04 novembre 2011

A cosa serve la formazione? (Prima parte)

Questo articolo è dedicato maggiormente a chi eroga la formazione, un po’ meno a chi l'acquista. Però non verrà usato (volutamente) un linguaggio tecnico perché anche chi acquista la formazione comprenda di cosa si sta parlando. L’argomento è infatti importante: si parla del plusvalore della formazione, di cosa si vende, di cosa si acquista.

In sostanza, chi acquista la formazione cosa compra? Credo sia una domanda che anche chi eroga la formazione si sia posto.

Una risposta classica è che si vende/acquista apprendimento. Ma apprendimento legato a cosa? Non mi sembra esauriente come risposta.

Qualcuno più raffinato parla di maggiore efficienza e efficacia nell'azione lavorativa in relazione agli obiettivi dati (questo è solitamente ciò che chiedono le aziende). Per esempio: se lavori nel customer care, ti “alleno” per rendere il tuo modo di rispondere più soddisfacente per il cliente; se fai il venditore, ti “alleno” per vendere di più; se lavori in un team ti “alleno” per potenziare la tua azione tramite il contributo del gruppo; se fai il manager ti “alleno” a guidare i collaboratori verso gli obiettivi stabiliti nel budget; e così via. Oppure ti alleno per ridurre il peso delle tue attività lavorative, per lavorare con meno stress, con più gratificazione.

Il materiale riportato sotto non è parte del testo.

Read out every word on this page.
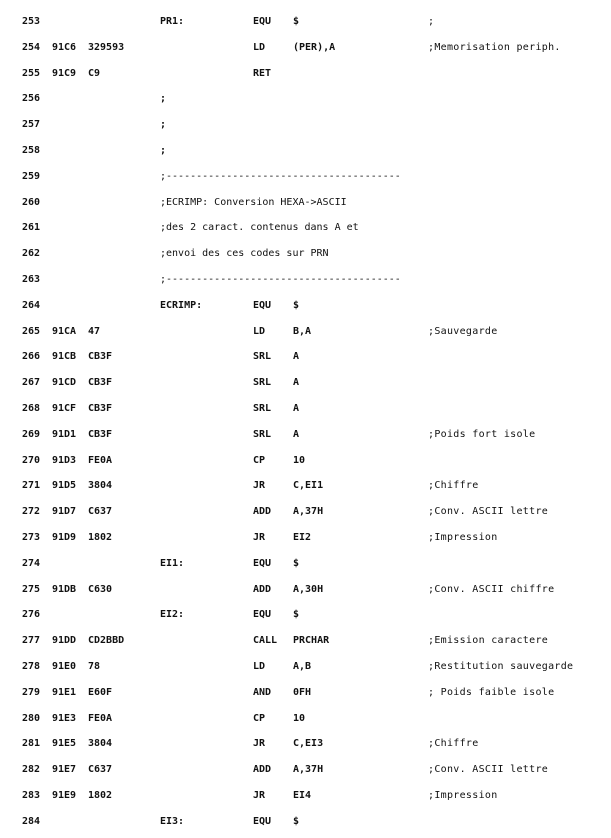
253	PR1:	EQU $	;
254 91C6 329593	LD	(PER),A	;Memorisation periph.
255 91C9 C9	RET
256	;
257	;
258	;
259	;---------------------------------------
260	;ECRIMP: Conversion HEXA->ASCII
261	;des 2 caract. contenus dans A et
262	;envoi des ces codes sur PRN
263	;---------------------------------------
264	ECRIMP:	EQU $
265 91CA 47	LD	B,A	;Sauvegarde
266 91CB CB3F	SRL A
267 91CD CB3F	SRL A
268 91CF CB3F	SRL A
269 91D1 CB3F	SRL A	;Poids fort isole
270 91D3 FE0A	CP	10
271 91D5 3804	JR	C,EI1	;Chiffre
272 91D7 C637	ADD A,37H	;Conv. ASCII lettre
273 91D9 1802	JR	EI2	;Impression
274	EI1:	EQU $
275 91DB C630	ADD A,30H	;Conv. ASCII chiffre
276	EI2:	EQU $
277 91DD CD2BBD	CALL PRCHAR	;Emission caractere
278 91E0 78	LD	A,B	;Restitution sauvegarde
279 91E1 E60F	AND 0FH	; Poids faible isole
280 91E3 FE0A	CP	10
281 91E5 3804	JR	C,EI3	;Chiffre
282 91E7 C637	ADD A,37H	;Conv. ASCII lettre
283 91E9 1802	JR	EI4	;Impression
284	EI3:	EQU $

Si, ma ancora non ci siamo. Come faccio a darti gli strumenti per lavorare meglio? Di cosa si tratta? Di suggestione? Di addestramento? Di conoscenze?

Ecco la mia risposta: la formazione serve a rendere le persone consapevoli di come funzionano gli elementi del sistema in cui agiscono e di come questi elementi interagiscano tra loro. Con una complicazione in più: le proprie azioni e le proprie reazioni emotive (atteggiamenti, sentimenti, motivazioni) sono un elemento del sistema di cui bisogna prendere consapevolezza, perché influenzano il comportamento degli altri elementi.

Ad esempio, se lavori nel customer care prenderò in considerazione tutti gli elementi e la loro dinamica di interazione: cosa ti chiede l’azienda, che clienti hai, che mezzi hai, come si comportano i clienti, come ti comporti tu di fronte a certe situazioni, e come interagiscono tutti questi elementi, quali sono le strategie migliori per gestire tutti questi elementi e raggiungere gli obiettivi che ci si propone. Esattamente come accade in un gioco strutturato: gli scacchi, il poker, il calcio, ecc. Ogni giocatore può diventare un giocatore migliore imparando non solo le regole per giocare (addestramento, conoscenze), ma la strategia per giocare al meglio.

Nel prossimo post, infatti, proseguiremo il discorso parlando della teoria dei giochi e di come questa abbia delle analogie con la formazione.

Una precisazione: come in certi giochi, in cui si parla di probabilità degli esiti decisionali perché le variabili sono pressoché infinite e le informazioni incomplete, nella formazione comportamentale parliamo sempre di quale sia la strategia probabilisticamente migliore per ottenere certi effetti. Non vi sono certezze, non facciamo finta che ciò di cui si tratta è del tipo “se x si comporta così…allora ne consegue che y…”, ma parliamo di probabilità che una certa cosa accada. Il comportamento funziona così, non è matematica.